Тут как раз прислали нам новую автомашину. Повез я молоко в район и заехал в редакцию к тому другу-корреспонденту. Он мне дал целую пачку этих фотографий под названием "Стенька Разин и персидская царевна". Я сунул их в карман, и на радостях мы во всех ларьках заправлялись. Домой приехал, еще стакан тяпнул и уснул.
А у меня мужики собрались, новую машину обмывали. Яков Иванович, бухгалтер, хватился – папиросы кончились. Он, чудак, и полез ко мне в карман за куревом. Я дрых на кровати. Ну и вытащил он всю эту пачку фотографий. Маруська увидела – и на него:
– Ты куда полез? Чего вытащил? А ну-ка, дай сюда!
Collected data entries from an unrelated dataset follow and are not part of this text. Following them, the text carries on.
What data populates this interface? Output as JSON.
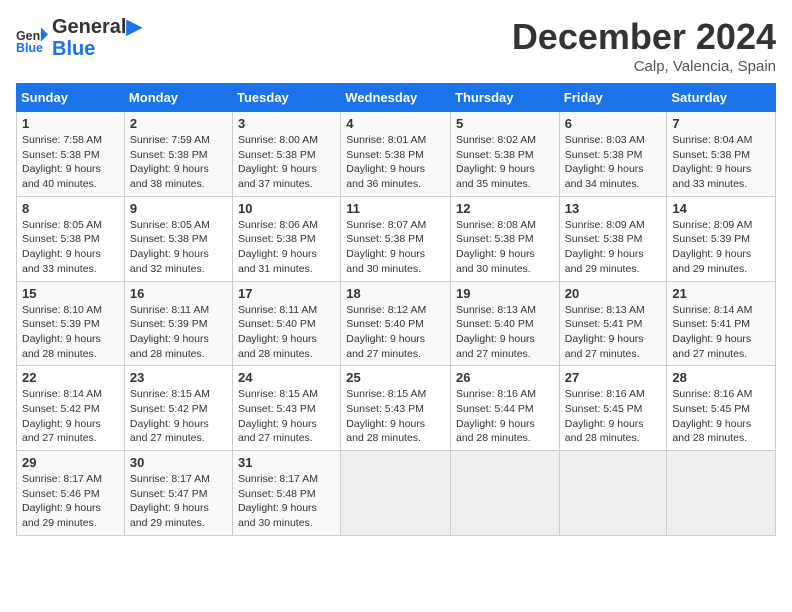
{
  "header": {
    "logo_line1": "General",
    "logo_line2": "Blue",
    "month": "December 2024",
    "location": "Calp, Valencia, Spain"
  },
  "weekdays": [
    "Sunday",
    "Monday",
    "Tuesday",
    "Wednesday",
    "Thursday",
    "Friday",
    "Saturday"
  ],
  "weeks": [
    [
      {
        "day": "1",
        "sunrise": "7:58 AM",
        "sunset": "5:38 PM",
        "daylight": "9 hours and 40 minutes."
      },
      {
        "day": "2",
        "sunrise": "7:59 AM",
        "sunset": "5:38 PM",
        "daylight": "9 hours and 38 minutes."
      },
      {
        "day": "3",
        "sunrise": "8:00 AM",
        "sunset": "5:38 PM",
        "daylight": "9 hours and 37 minutes."
      },
      {
        "day": "4",
        "sunrise": "8:01 AM",
        "sunset": "5:38 PM",
        "daylight": "9 hours and 36 minutes."
      },
      {
        "day": "5",
        "sunrise": "8:02 AM",
        "sunset": "5:38 PM",
        "daylight": "9 hours and 35 minutes."
      },
      {
        "day": "6",
        "sunrise": "8:03 AM",
        "sunset": "5:38 PM",
        "daylight": "9 hours and 34 minutes."
      },
      {
        "day": "7",
        "sunrise": "8:04 AM",
        "sunset": "5:38 PM",
        "daylight": "9 hours and 33 minutes."
      }
    ],
    [
      {
        "day": "8",
        "sunrise": "8:05 AM",
        "sunset": "5:38 PM",
        "daylight": "9 hours and 33 minutes."
      },
      {
        "day": "9",
        "sunrise": "8:05 AM",
        "sunset": "5:38 PM",
        "daylight": "9 hours and 32 minutes."
      },
      {
        "day": "10",
        "sunrise": "8:06 AM",
        "sunset": "5:38 PM",
        "daylight": "9 hours and 31 minutes."
      },
      {
        "day": "11",
        "sunrise": "8:07 AM",
        "sunset": "5:38 PM",
        "daylight": "9 hours and 30 minutes."
      },
      {
        "day": "12",
        "sunrise": "8:08 AM",
        "sunset": "5:38 PM",
        "daylight": "9 hours and 30 minutes."
      },
      {
        "day": "13",
        "sunrise": "8:09 AM",
        "sunset": "5:38 PM",
        "daylight": "9 hours and 29 minutes."
      },
      {
        "day": "14",
        "sunrise": "8:09 AM",
        "sunset": "5:39 PM",
        "daylight": "9 hours and 29 minutes."
      }
    ],
    [
      {
        "day": "15",
        "sunrise": "8:10 AM",
        "sunset": "5:39 PM",
        "daylight": "9 hours and 28 minutes."
      },
      {
        "day": "16",
        "sunrise": "8:11 AM",
        "sunset": "5:39 PM",
        "daylight": "9 hours and 28 minutes."
      },
      {
        "day": "17",
        "sunrise": "8:11 AM",
        "sunset": "5:40 PM",
        "daylight": "9 hours and 28 minutes."
      },
      {
        "day": "18",
        "sunrise": "8:12 AM",
        "sunset": "5:40 PM",
        "daylight": "9 hours and 27 minutes."
      },
      {
        "day": "19",
        "sunrise": "8:13 AM",
        "sunset": "5:40 PM",
        "daylight": "9 hours and 27 minutes."
      },
      {
        "day": "20",
        "sunrise": "8:13 AM",
        "sunset": "5:41 PM",
        "daylight": "9 hours and 27 minutes."
      },
      {
        "day": "21",
        "sunrise": "8:14 AM",
        "sunset": "5:41 PM",
        "daylight": "9 hours and 27 minutes."
      }
    ],
    [
      {
        "day": "22",
        "sunrise": "8:14 AM",
        "sunset": "5:42 PM",
        "daylight": "9 hours and 27 minutes."
      },
      {
        "day": "23",
        "sunrise": "8:15 AM",
        "sunset": "5:42 PM",
        "daylight": "9 hours and 27 minutes."
      },
      {
        "day": "24",
        "sunrise": "8:15 AM",
        "sunset": "5:43 PM",
        "daylight": "9 hours and 27 minutes."
      },
      {
        "day": "25",
        "sunrise": "8:15 AM",
        "sunset": "5:43 PM",
        "daylight": "9 hours and 28 minutes."
      },
      {
        "day": "26",
        "sunrise": "8:16 AM",
        "sunset": "5:44 PM",
        "daylight": "9 hours and 28 minutes."
      },
      {
        "day": "27",
        "sunrise": "8:16 AM",
        "sunset": "5:45 PM",
        "daylight": "9 hours and 28 minutes."
      },
      {
        "day": "28",
        "sunrise": "8:16 AM",
        "sunset": "5:45 PM",
        "daylight": "9 hours and 28 minutes."
      }
    ],
    [
      {
        "day": "29",
        "sunrise": "8:17 AM",
        "sunset": "5:46 PM",
        "daylight": "9 hours and 29 minutes."
      },
      {
        "day": "30",
        "sunrise": "8:17 AM",
        "sunset": "5:47 PM",
        "daylight": "9 hours and 29 minutes."
      },
      {
        "day": "31",
        "sunrise": "8:17 AM",
        "sunset": "5:48 PM",
        "daylight": "9 hours and 30 minutes."
      },
      null,
      null,
      null,
      null
    ]
  ]
}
Как увидела она это изображение, и тут же при всех устроила мне представление из татарского побоища. Мои мужики от страха поразбежались...
Утром проснулся я – что такое? Не могу шею повернуть, и шабаш! Правый глаз затек, и губа выше носа вздулась...
– Вставай, Степан Разин, атаман донской!
Маруська сидит за столом в новом платье, платочек на плечи накинула газовый. Дурная примета – ежели она с утра принарядилась, значит, быть скандалу. Силюсь вспомнить: что я вчера натворил по пьянке? Или стекла побил, или на столб наехали? Чую что-то неладное, но вида не подаю. Спрашиваю:
– Ты чего вырядилась? По какому такому празднику?
– Решила верующей стать, – говорит. – Вот к исповеданию приготовилась.
И голосок у нее такой вкрадчивый, и губы поджимает. А это уж бывает перед тем, как тарелки в ход пустить. Да что ж я такое натворил?
– Садись, Петя, садись. Может, и ты причаститься хочешь?
Сажусь да поглядываю: чем ты меня только причащать будешь? А она все тянет:
– Может, опохмелиться хочешь?
Стопку поднесла, выпил...
– Ты, случаем, не заезжал вчера к Дроздовым на машине?
– К каким Дроздовым?
– На пасеку, в Корабишино?
– С какой стати?
– Будто ты у них прихватил что-то.
Ну, думаю, начинается моя личная жизнь. Уж не потому ли пострадала моя физиономия? Но чтобы там ни было, а личную жизнь сперва-наперво надо отрицать. Я изобразил обиженный вид.
– Ты меня, – говорю, – за вора выдаешь. Я чужих вещей не беру.
– Да не вор, Петя, а разбойник... Стенька Разин!
– Мне твоя игра в казаки-разбойники вовсе не понятна.